Friday, April 29, 2005
More classroom tax fodder ripped from the news headlines: a Wisconsin judge "ordered a woman convicted of theft to decide whether to spend 90 days in jail or donate her family's Packers tickets next season to charity." The TaxProf Discussion Group sprang into action, debating whether the woman will be able to claim a charitable deduction if she chooses to avoid jail time by donating her Packers tickets to charity.
- Christopher Hoyt (Missouri-Kansas City), who sparked the discussion, argued that, under Waldman v. Commissioner, 88 T.C. 1384 (1987), aff'd, 850 F.2d 611 (9th Cir. 1988) (denying § 162 deduction to embezzler who avoided jail by making restitution to victims), there should be no § 170 charitable deduction where the contribution was coerced by the court.

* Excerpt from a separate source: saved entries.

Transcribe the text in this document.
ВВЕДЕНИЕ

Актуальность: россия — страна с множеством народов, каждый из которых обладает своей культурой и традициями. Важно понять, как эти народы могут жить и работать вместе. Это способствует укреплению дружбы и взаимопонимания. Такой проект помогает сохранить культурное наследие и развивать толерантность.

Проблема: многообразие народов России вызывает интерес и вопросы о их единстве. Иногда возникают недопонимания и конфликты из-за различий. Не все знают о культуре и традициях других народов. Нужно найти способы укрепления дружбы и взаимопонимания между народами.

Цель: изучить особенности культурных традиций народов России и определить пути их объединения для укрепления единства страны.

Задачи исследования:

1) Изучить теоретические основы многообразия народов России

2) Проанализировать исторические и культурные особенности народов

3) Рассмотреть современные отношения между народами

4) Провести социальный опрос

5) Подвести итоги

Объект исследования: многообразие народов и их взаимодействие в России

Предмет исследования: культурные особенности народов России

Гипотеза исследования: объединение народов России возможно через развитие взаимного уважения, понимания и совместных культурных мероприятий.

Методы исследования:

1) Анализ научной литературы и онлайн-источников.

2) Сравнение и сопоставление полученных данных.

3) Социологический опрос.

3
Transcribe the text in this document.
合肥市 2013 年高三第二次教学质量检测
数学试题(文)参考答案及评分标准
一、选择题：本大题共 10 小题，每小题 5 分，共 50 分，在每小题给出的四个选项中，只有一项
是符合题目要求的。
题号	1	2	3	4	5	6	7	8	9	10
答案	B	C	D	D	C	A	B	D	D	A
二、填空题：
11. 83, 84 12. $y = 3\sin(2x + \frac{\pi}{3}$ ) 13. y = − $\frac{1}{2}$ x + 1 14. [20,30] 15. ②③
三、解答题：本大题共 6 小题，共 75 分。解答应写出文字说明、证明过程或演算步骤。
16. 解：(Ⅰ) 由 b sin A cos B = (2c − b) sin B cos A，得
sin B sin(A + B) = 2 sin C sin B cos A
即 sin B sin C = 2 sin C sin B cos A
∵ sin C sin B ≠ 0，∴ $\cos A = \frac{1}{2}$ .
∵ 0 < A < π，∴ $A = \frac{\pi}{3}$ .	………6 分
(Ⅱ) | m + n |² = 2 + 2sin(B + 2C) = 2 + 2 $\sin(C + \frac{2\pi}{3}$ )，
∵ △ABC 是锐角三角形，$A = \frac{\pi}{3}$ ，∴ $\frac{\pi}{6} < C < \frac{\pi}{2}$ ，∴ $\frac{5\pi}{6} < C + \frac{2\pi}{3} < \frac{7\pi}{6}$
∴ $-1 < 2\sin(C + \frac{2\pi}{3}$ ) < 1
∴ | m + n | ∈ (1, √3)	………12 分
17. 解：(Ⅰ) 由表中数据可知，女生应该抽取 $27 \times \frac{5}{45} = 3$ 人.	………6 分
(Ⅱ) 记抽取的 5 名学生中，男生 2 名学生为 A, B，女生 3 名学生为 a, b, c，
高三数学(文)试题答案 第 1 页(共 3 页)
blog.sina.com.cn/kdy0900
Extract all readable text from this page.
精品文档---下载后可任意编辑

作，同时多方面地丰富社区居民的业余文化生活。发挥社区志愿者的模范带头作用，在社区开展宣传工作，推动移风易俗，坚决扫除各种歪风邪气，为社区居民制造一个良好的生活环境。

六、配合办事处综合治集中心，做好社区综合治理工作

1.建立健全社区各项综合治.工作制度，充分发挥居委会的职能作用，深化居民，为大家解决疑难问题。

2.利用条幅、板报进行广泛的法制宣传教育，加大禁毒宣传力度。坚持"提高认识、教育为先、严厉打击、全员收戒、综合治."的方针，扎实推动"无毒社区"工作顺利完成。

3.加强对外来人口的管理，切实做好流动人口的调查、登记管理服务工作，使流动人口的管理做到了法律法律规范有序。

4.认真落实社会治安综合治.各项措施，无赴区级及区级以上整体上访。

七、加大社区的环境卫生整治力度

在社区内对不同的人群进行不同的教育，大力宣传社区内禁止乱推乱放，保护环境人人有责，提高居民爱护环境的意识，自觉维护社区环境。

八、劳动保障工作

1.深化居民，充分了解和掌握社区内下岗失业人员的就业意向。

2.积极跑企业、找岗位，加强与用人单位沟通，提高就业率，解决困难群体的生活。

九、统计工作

- Others asked, as a theoretical matter, if it mattered that the quid pro quo did not come from the charity.
- John Lee (William & Mary) noted that in Allied-Signal, Inc. v. Commissioner, T.C. Memo 1992-204 (1992), aff’d, 54 F.3d 767 (3d Cir. 1995), the courts denied a claimed $8 million charitable deduction for payments Allied-Signal made to a nonprofit environmental fund in lieu of a fine.